I also get the feeling you haven't thought through the cost distribution of
a GC backed ARC solution. Either that, or I haven't done my math correctly,
which I'd be happy to have demonstrated where I went wrong.


February 05, 2014
On Wednesday, 5 February 2014 at 00:53:06 UTC, Ola Fosheim Grøstad wrote:
> But does D actually make sure that immutable types sit in non-write-back memory marked by MTRR?

Guess I have to end this monologue by concluding that changing the PAT is the only reasonable way I have found so far for doing this. Which is too expensive for short-lived data.

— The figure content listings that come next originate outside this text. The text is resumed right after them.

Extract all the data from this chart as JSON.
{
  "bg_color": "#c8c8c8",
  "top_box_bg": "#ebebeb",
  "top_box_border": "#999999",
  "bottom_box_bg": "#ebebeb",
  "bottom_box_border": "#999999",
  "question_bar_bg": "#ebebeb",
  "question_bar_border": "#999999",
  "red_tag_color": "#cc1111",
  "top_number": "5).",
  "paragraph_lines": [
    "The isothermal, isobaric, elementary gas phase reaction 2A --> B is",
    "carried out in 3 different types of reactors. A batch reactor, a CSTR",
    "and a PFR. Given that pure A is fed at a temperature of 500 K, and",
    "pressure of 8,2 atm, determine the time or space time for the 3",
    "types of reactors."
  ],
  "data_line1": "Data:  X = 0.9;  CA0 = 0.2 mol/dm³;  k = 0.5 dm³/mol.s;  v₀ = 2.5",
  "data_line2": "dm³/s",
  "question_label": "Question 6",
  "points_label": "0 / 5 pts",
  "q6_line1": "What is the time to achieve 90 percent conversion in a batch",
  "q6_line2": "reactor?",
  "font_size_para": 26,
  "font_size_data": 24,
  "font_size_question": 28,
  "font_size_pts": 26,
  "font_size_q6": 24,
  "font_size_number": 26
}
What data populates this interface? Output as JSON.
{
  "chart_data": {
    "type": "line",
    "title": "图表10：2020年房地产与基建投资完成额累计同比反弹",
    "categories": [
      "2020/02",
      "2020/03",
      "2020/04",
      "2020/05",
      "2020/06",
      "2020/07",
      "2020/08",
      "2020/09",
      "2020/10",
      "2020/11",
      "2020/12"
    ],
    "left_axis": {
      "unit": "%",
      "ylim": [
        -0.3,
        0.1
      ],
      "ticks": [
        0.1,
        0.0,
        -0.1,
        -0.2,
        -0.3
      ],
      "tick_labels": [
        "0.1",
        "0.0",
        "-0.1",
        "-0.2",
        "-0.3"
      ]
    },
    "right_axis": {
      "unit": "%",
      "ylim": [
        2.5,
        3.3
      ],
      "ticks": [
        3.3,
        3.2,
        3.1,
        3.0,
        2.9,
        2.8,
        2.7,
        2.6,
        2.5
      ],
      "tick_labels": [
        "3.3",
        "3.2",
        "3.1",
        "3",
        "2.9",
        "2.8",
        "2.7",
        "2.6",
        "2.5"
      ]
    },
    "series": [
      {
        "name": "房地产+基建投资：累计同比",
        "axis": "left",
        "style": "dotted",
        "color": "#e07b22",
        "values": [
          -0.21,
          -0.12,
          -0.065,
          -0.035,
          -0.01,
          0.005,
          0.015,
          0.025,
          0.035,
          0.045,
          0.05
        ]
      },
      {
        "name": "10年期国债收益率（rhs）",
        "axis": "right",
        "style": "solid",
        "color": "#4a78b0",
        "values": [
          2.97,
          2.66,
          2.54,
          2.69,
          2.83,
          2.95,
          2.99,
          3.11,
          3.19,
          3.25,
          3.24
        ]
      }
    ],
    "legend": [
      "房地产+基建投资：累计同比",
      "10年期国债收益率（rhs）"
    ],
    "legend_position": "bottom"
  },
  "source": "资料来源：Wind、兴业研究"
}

So this strategy of turning immutable into non-WB memory type in order to avoid cache coherency latencies are only going to work in a OS-free environment AFAIK. (Like BareMetal OS)
February 05, 2014
On Wednesday, 5 February 2014 at 01:34:59 UTC, Frank Bauer wrote:
>     let a = ~T;
>     let r = ~identity(a);

The equivalent in D for a GC pointer could be:
    a = new T;
    r = new identity(a);

or, while we're at it:

    a2 = newOwn T;
    r2 = newOwn identity(a2);
    a3 = newARC T;
    r3 = newARC identity(a3);

or even:

    a4 = new T;
    r4 = newOwn identity(a4);

;)
February 05, 2014
On 4 February 2014 19:59, Don <x@nospam.com> wrote:

> On Tuesday, 4 February 2014 at 03:43:53 UTC, ed wrote:
>
>>
>>
>> Most of us know and understand the issues with ARC and that with a GC. Many of us have seen how they play out in systems level development. There is a good reason all serious driver and embedded development is done in C/C++.
>>
>> A language is the compiler+std as one unit. If Phobos depends on the GC, D depends on the GC. If Phobos isn't systems level ready, D isn't systems level ready. I've heard arguments here that you can turn off the GC, but that equates to rewriting functions that already exists in Phobos and not using any third-party library.
>>
>
> At Sociomantic, that is exactly what we have done. Phobos is almost completely unusable at the present time.
>
> I personally don't think that ARC would make much difference. The problem is that *far* too much garbage is being created. And it's completely unnecessary in most cases.
>

I agree here. A new collector can't distract from the task of reducing the amount of garbage produced in the first place.

I've never suggested ARC will make a wild difference in terms of
performance in the standard use case, that's not the point (although I do
imagine it would be faster).
I'm saying that ARC is not fundamentally incompatible with many kinds of
workloads, and offers the application a level of flexibility that's not
available under a GC alone. It's an enabler for some whole new industries
to use D with confidence.


February 05, 2014
On Wednesday, 5 February 2014 at 02:00:00 UTC, Manu wrote:
> I'm saying that ARC is not fundamentally incompatible with many kinds of
> workloads, and offers the application a level of flexibility that's not
> available under a GC alone. It's an enabler for some whole new industries
> to use D with confidence.

That's true, ARC will improve latencies. There is a reason for why languages like Python, Perl and Php up till now have been primarily ARC based, but are moving more towards GC as CPU speed has increased. The freeze-the-world time GC provides was unacceptable 15-20 years ago, even for non-realtime stuff.

It is also true that ARC+GC will make the GC run very seldom, perhaps never, depending on the thresholds you set up and the patterns you use.
February 05, 2014
On Wednesday, 5 February 2014 at 00:50:55 UTC, Walter Bright wrote:
> On 2/4/2014 4:07 PM, Frank Bauer wrote:
>> Regarding different pointer types in Rust as function arguments:
>>
>> A function that takes a borrowed pointer &T can also be called with an owning
>> pointer ~T, an RC pointer Rc<T>, or a GC pointer Gc<T>. They all convert neatly
>> to a &T. One function to rule them ... err .. accomodate all.
>
> Again, what happens with:
>
>     T identity(T t) { return t; }
>
> ? I.e. the transference of the argument pointer type to the return type?

The compiler already infers @safe nothrow pure on template functions. Couldn't it do the same for @nullable?
February 05, 2014
On Wednesday, 5 February 2014 at 01:16:47 UTC, Francesco Cattoglio wrote:
> 5. Fix @property already :P

yes, we should be able to do this with a minimum amount of pain and it'd be soo nice to have.